The secondary endpoint included the change in perceived health status from baseline to the end-of-study visit as measured using the SF-36, a validated instrument that evaluates eight health domains categorized into three major health attributes: functional status (i.e., physical functioning, social functioning, role limitations due to physical problems, role limitations due to emotional problems); well-being (mental health, vitality, bodily pain); and general health perception (an overall evaluation of health) [22]. In addition, these eight health domains can be grouped into two component scores: physical and mental health [23]. Previous research reported that the SF-36 correlated well with the Sickness Impact Profile scores, a more thorough health status evaluation [24, 25]. SF-36 summary scores range from 0 to 100, with lower scores indicating poorer perceived health. Thus, a positive change from baseline to end of study indicates improvement in perceived health. All participants completed the baseline SF-36 as part of their annual ADC assessment within the 2 weeks prior to enrollment and again at the end-of-study visit.

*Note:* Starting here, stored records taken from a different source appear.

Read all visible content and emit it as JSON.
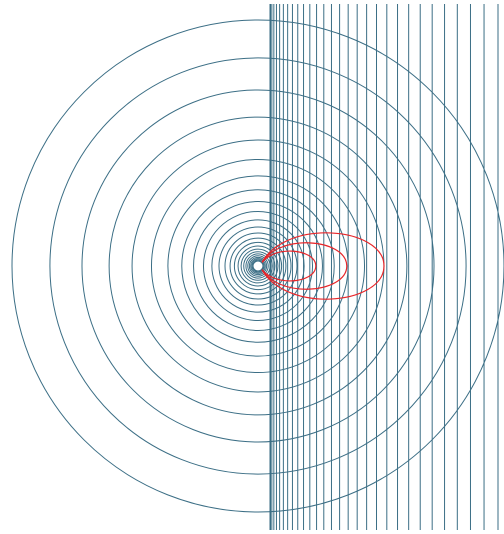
{
  "colors": {
    "background": "#ffffff",
    "field_lines": "#3b6e85",
    "loops": "#e8262a"
  },
  "diagram": {
    "concentric_circles": {
      "count": 25,
      "min_radius_ratio": 0.018,
      "max_radius_ratio": 1.0,
      "spacing": "geometric"
    },
    "vertical_lines": {
      "count": 30,
      "spacing": "increasing-to-the-right"
    },
    "loops": {
      "count": 3,
      "relative_sizes": [
        0.45,
        0.7,
        1.0
      ]
    }
  }
}
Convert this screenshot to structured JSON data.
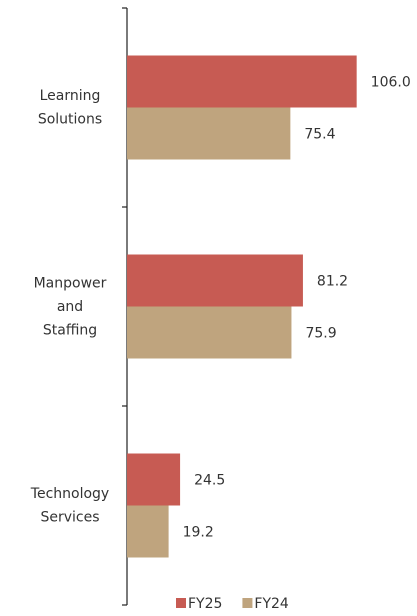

At the end-of-study visit, we also asked participants to complete a questionnaire asking about their experience as part of the study and how they perceived the intervention. We also investigated reasons for participation, and whether our study impacted the pattern of communication between study participants and their health care providers (i.e., physician and or pharmacist). The additional file includes the end-of-study questionnaire as used by our participants (see Additional file 1).
Statistical analysis
We used Student’s t tests (or Wilcoxon rank-sum tests for nonnormally distributed variables) and chi-square or Fisher’s exact tests to assess the comparability of study groups after randomization. To examine the effect of the intervention on prescribing appropriateness measured using the MAI and ADS, we performed analysis of covariance (ANCOVA), with the dependent variables being the difference in scores between baseline and the end-of-study measure. The impact of the intervention on reducing the number of anticholinergic medications from baseline to the end of study was assessed using Poisson regression that also accounted for the number of medications the participant was taking at baseline. For our composite binary measure of reducing anticholinergic load, we conducted logistic regression; to evaluate the robustness of this measure of change, we also conducted a sensitivity analysis using logistic regression restricted to participants using moderate or strong anticholinergic medications. For the perceived health status measure, because the SF-36 does not produce a single overall measure, analysis of covariance was used to estimate the effect of the intervention on the eight SF-36 health concepts and the two component scores. For all of the analyses, our a-priori statistical analysis plan considered controlling for any variable that might have been significantly different between the two groups after randomization.
Power calculation
Based on previous studies using the MAI as the outcome of interest, we calculated the sample size to detect a clinically relevant mean difference of 1.0 between baseline and the end-of-study assessment for the intervention group. We estimated that 34 subjects in total (17 per group) would be sufficient to detect this difference with 80% power at a significance level of 0.05. This was a rather conservative approach because previous studies showed that medication reconciliation interventions can determine a mean MAI change ranging between 1.9 and 17 [26]. In order to account for the potential loss to follow-up, we planned to enroll 25 participants for each group, for a total of 50 participants.